Мне пятьдесят два. Осень жизни. Старость подкрадывается внезапно и незаметно. Морщины вокруг глаз. Мне всегда хватало одной сальной свечи для чтения, теперь же и двух маловато. В молодости я мог съесть столько, что живот становился похожим на парус при штормовом попутном ветре, а теперь наедаюсь мгновенно, а кишечник отпускает содержимое на волю весьма неохотно, через два дня на третий. Руки, которыми я мог изобразить с похвальной точностью каждую прожилку на листе, начинают дрожать, едва я макаю перо в чернила. Появилась сутулость – дети утверждают, что я хожу, сгорбившись, как против ветра, хотя я этого не замечаю, мне-то кажется, держусь прямо. Иногда не могу найти нужное слово, иногда останавливаюсь и лихорадочно ищу в памяти имя того или иного прихожанина; совершенно точно знаю, как его зовут, а вспомнить не могу. Работа, даже несложная, которую еще пару лет назад я мог закончить за два-три часа, теперь требует целого дня. Жизнь идет на убыль, скоро и я обращусь в прах. Но… как же все-таки она коротка! Еще недавно я чуть не бегал по болотам в Вестерботтене с ботанизиркой, битком набитой редкими видами. Передо мной была открыта вечность, гостеприимно предлагающая все новые и новые дары. Я был не женат, честолюбив, у меня еще не было детей. По вечерам приходилось загонять себя в постель, но мои ноги продолжали идти и во сне. И думал я тогда только о себе. О предстоящих победах – у меня не было никаких сомнений, что они не за горами. О сладости восхвалений, которые будут звучать со всех кафедр во всех университетах. О признании моих побед.

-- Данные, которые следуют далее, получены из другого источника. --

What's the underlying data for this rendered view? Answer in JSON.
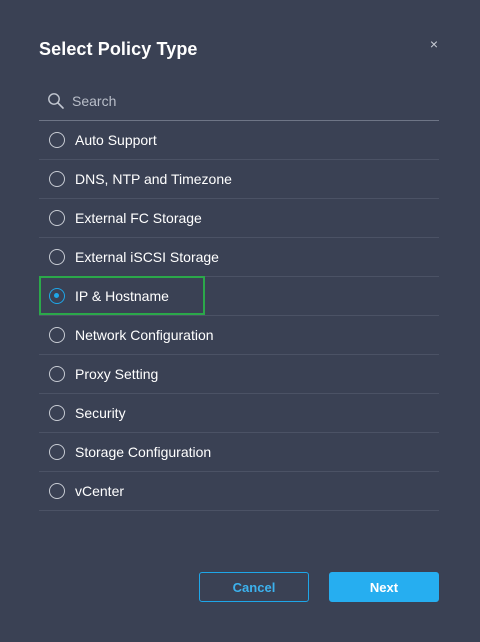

И да, успехов я достиг. Но успехов совсем не того свойства. Академические звания присвоили другим, более гибким претендентам. А мне досталась иная участь. Трогать души человеческие и врачевать разбитые сердца.
А потом я очутился в пустыне. Двадцати восьми лет от роду я держал на руках мертвую дочку. Эмма Мария, она не прожила и недели. Крошечное тельце было еще теплым, белки полузакрытых глаза светились, будто там, в головке, горела последняя в ее жизни свеча. Мы сидели молча, Брита Кайса и я. Душа покинула нашу девочку. О, как трудно в такие моменты сохранять веру… Наша дочь, зачатая в грехе, когда мы еще не были обвенчаны, – здоровая, крепкая девочка. А Эмма Мария, самая невинная из нас, не успевшая согрешить ни в словах, ни в поступках, ни даже в мыслях, покинула этот мир.
Да я чувствовал и сам: неумолимый молот смерти все ближе. Годом раньше умер от чахотки мой брат, Петрус. И меня тоже трепали лихорадка и такой кашель, что сомнений не оставалось: чахотка. Я был убежден: дни мои сочтены, а я прожил пустую, суетную и бесполезную жизнь. Я не воспользовался дарованными мне способностями, посвятил все отпущенное мне время служению дьяволу тщеславия, пренебрег духовным развитием. Как легко застрять в сладком болоте жизни, хлопать приятелей и соперников по фрачным спинам и ни о чем так не мечтать, ни о чем не думать, кроме как об очередном лавровом венке или очередной медали… И нет этому конца, честолюбие требует еще и еще. Как легко мне было поддаться на соблазн и стать одним из этих собирателей видов, не покидающих место у камина ботаников, чья жизнь ограничена единственной мечтой – быть упомянутым в ботанических анналах.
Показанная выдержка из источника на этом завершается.